The total volume of major projects under construction has risen since early 2011. Major projects are defined as those with a capital cost of at least $15 million ($20 million in the Lower Mainland).

Major projects starting construction during the quarter included the Cape Scott Wind Farm in Port Hardy ($300 million), the TELUS Data Centre in Kamloops ($100 million), and Vancouver Shipyard improvements ($200 million).

While the volume of projects under construction crept up at a measured pace, new project proposals surged during the quarter. The total value of new proposals in the fourth quarter reached $20.9 billion and boosted accumulated proposals to $156.2 billion – a 19 per cent gain from third quarter and a 34 per cent advance over same-quarter 2011.

Not surprisingly, the north accounted for almost all of the proposed new expenditures. The most significant new proposals included the Kitimat Clean Oil Refinery ($13 billion), Prince Rupert Gas Transmission Project ($5 billion) and the Taylor Wind Project ($900 million).

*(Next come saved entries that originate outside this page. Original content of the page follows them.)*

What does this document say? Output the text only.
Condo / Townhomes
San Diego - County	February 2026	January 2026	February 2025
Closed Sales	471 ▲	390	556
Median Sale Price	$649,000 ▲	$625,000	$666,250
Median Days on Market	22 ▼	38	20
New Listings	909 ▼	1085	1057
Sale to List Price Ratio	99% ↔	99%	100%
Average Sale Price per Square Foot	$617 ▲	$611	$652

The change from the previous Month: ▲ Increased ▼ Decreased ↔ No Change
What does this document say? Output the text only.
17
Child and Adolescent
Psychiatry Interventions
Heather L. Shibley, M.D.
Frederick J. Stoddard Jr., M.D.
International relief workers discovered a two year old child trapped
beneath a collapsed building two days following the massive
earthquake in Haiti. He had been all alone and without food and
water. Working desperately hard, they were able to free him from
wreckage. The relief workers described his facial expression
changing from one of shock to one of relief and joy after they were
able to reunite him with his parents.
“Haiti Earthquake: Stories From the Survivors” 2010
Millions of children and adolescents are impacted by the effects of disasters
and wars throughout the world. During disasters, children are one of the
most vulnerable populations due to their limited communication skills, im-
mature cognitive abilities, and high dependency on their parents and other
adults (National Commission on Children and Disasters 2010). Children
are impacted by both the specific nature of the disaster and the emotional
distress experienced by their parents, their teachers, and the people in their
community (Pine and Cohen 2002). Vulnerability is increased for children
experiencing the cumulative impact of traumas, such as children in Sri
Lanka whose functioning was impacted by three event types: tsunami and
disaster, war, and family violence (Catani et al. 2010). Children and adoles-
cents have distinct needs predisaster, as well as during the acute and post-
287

Outside the north, the Bingay Main Coal Project in the Kootenay was also proposed. Although project proposals do not necessarily result in construction, and may end up being pipe dreams, the underlying up trend is a positive indicator for future capital spending and growth for the province. In particular, the province’s northern regions, with a combined share of more than 60 per cent of the dollar volume of proposed capital projects, look to be a growth leader over the next decade, reflecting activity in energy extraction and transport, mining, and trade. Construction will likely see a ramp up beginning in 2014/15.

Statistics Canada’s survey on capital spending intentions suggests private sector investment growth could slow in B.C. to about 2 per cent this year as energy and mining activity decelerates.